Três novidades diferentes para conferir na Netflix
Nestes filmes surpreendentes, nada sai como o planejado para os personagens
O Hóspede (The Guest, 2014)
David bate à porta da família Peterson dizendo ser amigo de batalhão do filho mais velho, morto em combate. A mãe o recebe de braços abertos. O pai não gosta muito da ideia de ter um desconhecido em casa, mas acaba se rendendo ao jeitão respeitoso dele. O filho mais novo adora o hóspede, especialmente depois que este dá um jeito nos bullies da escola. A filha do meio, porém, não se convence: há algo em David que é muito estranho. Claro que há: o diretor Adam Wingard e o roteirista Simon Barrett (a mesma dupla do muito inferior Você É o Próximo, de 2011) nem tentam disfarçar que David evidentemente é um psicopata. Ao contrário: a graça está na maneira como eles escancaram a ideia até ir encostando na paródia. Se Drive e o Teorema de Pasolini tivessem um filho com o Exterminador do Futuro, teria esta cara. Aliás, vendo Downtown Abbey não se imaginaria, mas Dan Stevens, que fez o fofésimo Matthew Crawley na novela da BBC, está ótimo como super-soldado psicopata, e daria um James Bond melhor ainda.
Calibre (2018)
Amigos desde sempre, Vaughn e Marcus vão para um fim-de-semana de caça nas Terras Altas escocesas. No vilarejo que quase já não recebe turistas e onde o dinheiro anda minguando, as tensões estão todas à tona, e a dupla se dá por feliz de escapar para o mato, longe da hostilidade. Que engano: um tiro desastrado de Vaughn, e uma péssima decisão de Marcus quanto às consequências do tiro, colocam os dois em uma situação extrema. As coisas ficam muito ruins, e então bem piores, e então decididamente horríveis. O curta-metragista inglês Matt Palmer estreia em longa-metragem com estilo, pulso firme, condução precisa e a inspiração (muito bem empregada) em clássicos do gênero “forasteiros acuados” como Sob o Domínio do Medo, de 1971, e Amargo Pesadelo, de 1972. O escocês Jack Lowden, astro em ascensão (ele é o piloto que faz dupla com Tom Hardy em Dunkirk), se sai muito bem no papel do amedrontado Vaughn. Mas o destaque absoluto do elenco é Tony Curran, que faz Logan, o chefe do clã.

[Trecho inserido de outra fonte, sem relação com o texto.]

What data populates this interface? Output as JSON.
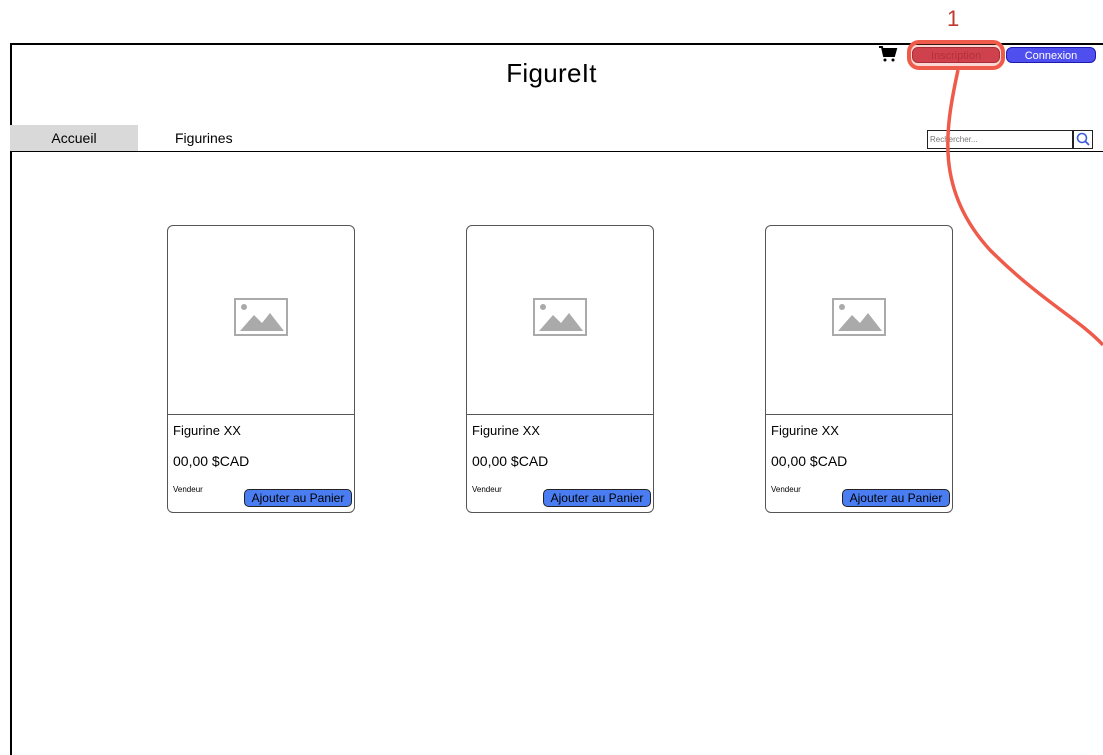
{
  "annotation": {
    "number": "1"
  },
  "header": {
    "title": "FigureIt",
    "inscription_label": "Inscription",
    "connexion_label": "Connexion"
  },
  "nav": {
    "items": [
      {
        "label": "Accueil",
        "active": true
      },
      {
        "label": "Figurines",
        "active": false
      }
    ]
  },
  "search": {
    "placeholder": "Rechercher..."
  },
  "products": [
    {
      "name": "Figurine XX",
      "price": "00,00 $CAD",
      "vendor": "Vendeur",
      "button": "Ajouter au Panier"
    },
    {
      "name": "Figurine XX",
      "price": "00,00 $CAD",
      "vendor": "Vendeur",
      "button": "Ajouter au Panier"
    },
    {
      "name": "Figurine XX",
      "price": "00,00 $CAD",
      "vendor": "Vendeur",
      "button": "Ajouter au Panier"
    }
  ],
  "colors": {
    "annotation": "#ef5b4b",
    "inscription_button": "#c53a4e",
    "connexion_button": "#4f4ff0",
    "add_to_cart_button": "#4a7df2",
    "active_tab": "#d9d9d9"
  },
  "icons": [
    "cart-icon",
    "search-icon",
    "image-placeholder-icon"
  ]
}
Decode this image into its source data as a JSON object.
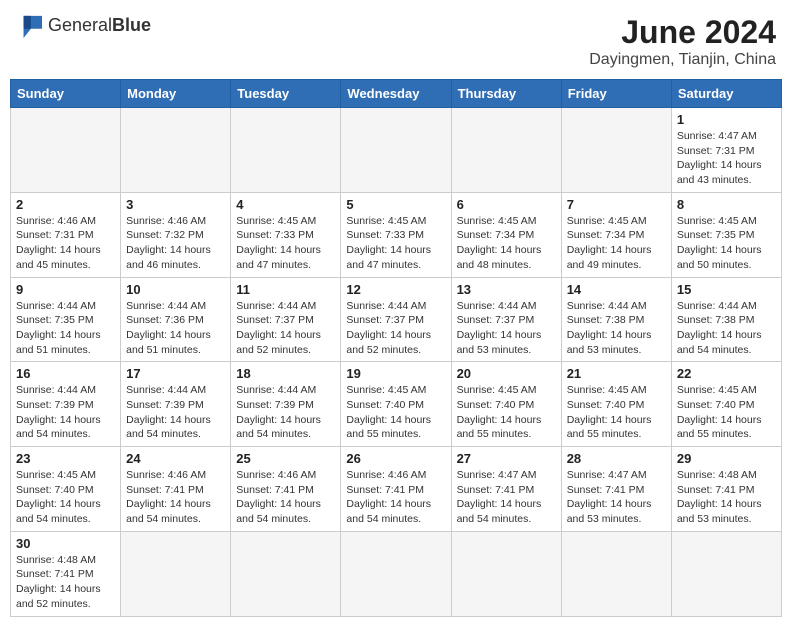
{
  "header": {
    "logo_general": "General",
    "logo_blue": "Blue",
    "month_title": "June 2024",
    "subtitle": "Dayingmen, Tianjin, China"
  },
  "weekdays": [
    "Sunday",
    "Monday",
    "Tuesday",
    "Wednesday",
    "Thursday",
    "Friday",
    "Saturday"
  ],
  "weeks": [
    [
      {
        "day": "",
        "info": ""
      },
      {
        "day": "",
        "info": ""
      },
      {
        "day": "",
        "info": ""
      },
      {
        "day": "",
        "info": ""
      },
      {
        "day": "",
        "info": ""
      },
      {
        "day": "",
        "info": ""
      },
      {
        "day": "1",
        "info": "Sunrise: 4:47 AM\nSunset: 7:31 PM\nDaylight: 14 hours\nand 43 minutes."
      }
    ],
    [
      {
        "day": "2",
        "info": "Sunrise: 4:46 AM\nSunset: 7:31 PM\nDaylight: 14 hours\nand 45 minutes."
      },
      {
        "day": "3",
        "info": "Sunrise: 4:46 AM\nSunset: 7:32 PM\nDaylight: 14 hours\nand 46 minutes."
      },
      {
        "day": "4",
        "info": "Sunrise: 4:45 AM\nSunset: 7:33 PM\nDaylight: 14 hours\nand 47 minutes."
      },
      {
        "day": "5",
        "info": "Sunrise: 4:45 AM\nSunset: 7:33 PM\nDaylight: 14 hours\nand 47 minutes."
      },
      {
        "day": "6",
        "info": "Sunrise: 4:45 AM\nSunset: 7:34 PM\nDaylight: 14 hours\nand 48 minutes."
      },
      {
        "day": "7",
        "info": "Sunrise: 4:45 AM\nSunset: 7:34 PM\nDaylight: 14 hours\nand 49 minutes."
      },
      {
        "day": "8",
        "info": "Sunrise: 4:45 AM\nSunset: 7:35 PM\nDaylight: 14 hours\nand 50 minutes."
      }
    ],
    [
      {
        "day": "9",
        "info": "Sunrise: 4:44 AM\nSunset: 7:35 PM\nDaylight: 14 hours\nand 51 minutes."
      },
      {
        "day": "10",
        "info": "Sunrise: 4:44 AM\nSunset: 7:36 PM\nDaylight: 14 hours\nand 51 minutes."
      },
      {
        "day": "11",
        "info": "Sunrise: 4:44 AM\nSunset: 7:37 PM\nDaylight: 14 hours\nand 52 minutes."
      },
      {
        "day": "12",
        "info": "Sunrise: 4:44 AM\nSunset: 7:37 PM\nDaylight: 14 hours\nand 52 minutes."
      },
      {
        "day": "13",
        "info": "Sunrise: 4:44 AM\nSunset: 7:37 PM\nDaylight: 14 hours\nand 53 minutes."
      },
      {
        "day": "14",
        "info": "Sunrise: 4:44 AM\nSunset: 7:38 PM\nDaylight: 14 hours\nand 53 minutes."
      },
      {
        "day": "15",
        "info": "Sunrise: 4:44 AM\nSunset: 7:38 PM\nDaylight: 14 hours\nand 54 minutes."
      }
    ],
    [
      {
        "day": "16",
        "info": "Sunrise: 4:44 AM\nSunset: 7:39 PM\nDaylight: 14 hours\nand 54 minutes."
      },
      {
        "day": "17",
        "info": "Sunrise: 4:44 AM\nSunset: 7:39 PM\nDaylight: 14 hours\nand 54 minutes."
      },
      {
        "day": "18",
        "info": "Sunrise: 4:44 AM\nSunset: 7:39 PM\nDaylight: 14 hours\nand 54 minutes."
      },
      {
        "day": "19",
        "info": "Sunrise: 4:45 AM\nSunset: 7:40 PM\nDaylight: 14 hours\nand 55 minutes."
      },
      {
        "day": "20",
        "info": "Sunrise: 4:45 AM\nSunset: 7:40 PM\nDaylight: 14 hours\nand 55 minutes."
      },
      {
        "day": "21",
        "info": "Sunrise: 4:45 AM\nSunset: 7:40 PM\nDaylight: 14 hours\nand 55 minutes."
      },
      {
        "day": "22",
        "info": "Sunrise: 4:45 AM\nSunset: 7:40 PM\nDaylight: 14 hours\nand 55 minutes."
      }
    ],
    [
      {
        "day": "23",
        "info": "Sunrise: 4:45 AM\nSunset: 7:40 PM\nDaylight: 14 hours\nand 54 minutes."
      },
      {
        "day": "24",
        "info": "Sunrise: 4:46 AM\nSunset: 7:41 PM\nDaylight: 14 hours\nand 54 minutes."
      },
      {
        "day": "25",
        "info": "Sunrise: 4:46 AM\nSunset: 7:41 PM\nDaylight: 14 hours\nand 54 minutes."
      },
      {
        "day": "26",
        "info": "Sunrise: 4:46 AM\nSunset: 7:41 PM\nDaylight: 14 hours\nand 54 minutes."
      },
      {
        "day": "27",
        "info": "Sunrise: 4:47 AM\nSunset: 7:41 PM\nDaylight: 14 hours\nand 54 minutes."
      },
      {
        "day": "28",
        "info": "Sunrise: 4:47 AM\nSunset: 7:41 PM\nDaylight: 14 hours\nand 53 minutes."
      },
      {
        "day": "29",
        "info": "Sunrise: 4:48 AM\nSunset: 7:41 PM\nDaylight: 14 hours\nand 53 minutes."
      }
    ],
    [
      {
        "day": "30",
        "info": "Sunrise: 4:48 AM\nSunset: 7:41 PM\nDaylight: 14 hours\nand 52 minutes."
      },
      {
        "day": "",
        "info": ""
      },
      {
        "day": "",
        "info": ""
      },
      {
        "day": "",
        "info": ""
      },
      {
        "day": "",
        "info": ""
      },
      {
        "day": "",
        "info": ""
      },
      {
        "day": "",
        "info": ""
      }
    ]
  ]
}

Sob a Pele do Lobo (Bajo la Piel de Lobo, 2017)
Este é para quem não tem pressa de que as coisas aconteçam e aprecia ficar ao bel-prazer de um diretor: no alto dos Pirineus espanhóis, em uma aldeia de pedra no qual ele o único que restou, o caçador Martinón (Mario Casas) leva uma vida de austeridade brutal – e que fez dele, também, um bruto que quase nem fala. Numa descida ao vilarejo próximo, durante a primavera, Martinón aceita a filha do comerciante local como esposa, em troca do pagamento de uma dívida (está-se no século 19, e transações do tipo são comuns). No isolamento completo, sofrendo deveres conjugais de um jeito que hoje daria delegacia na certa, a jovem morre um pouco a cada dia. O curioso: o fato de tê-la comprado e de não ter ideia de como demonstrar qualquer afeto não significa que Martinón, em sua cabeça, não esteja vivendo um romance. É o tipo de filme do qual muita gente reclama que “poderia ter 20 minutos a menos”. Discordo: é maravilhosa a maneira como o diretor Samu Fuentes, vindo do documentário, emoldura com as paisagens implacáveis (e deslumbrantes) do Norte da Espanha a excelente atuação de Mario Casas – que, acredite, em geral é galã, e na Netflix pode ser visto ainda no bacana Um Contratempo e no interessante O Bar (além de outros que ainda não conferi, como Toro).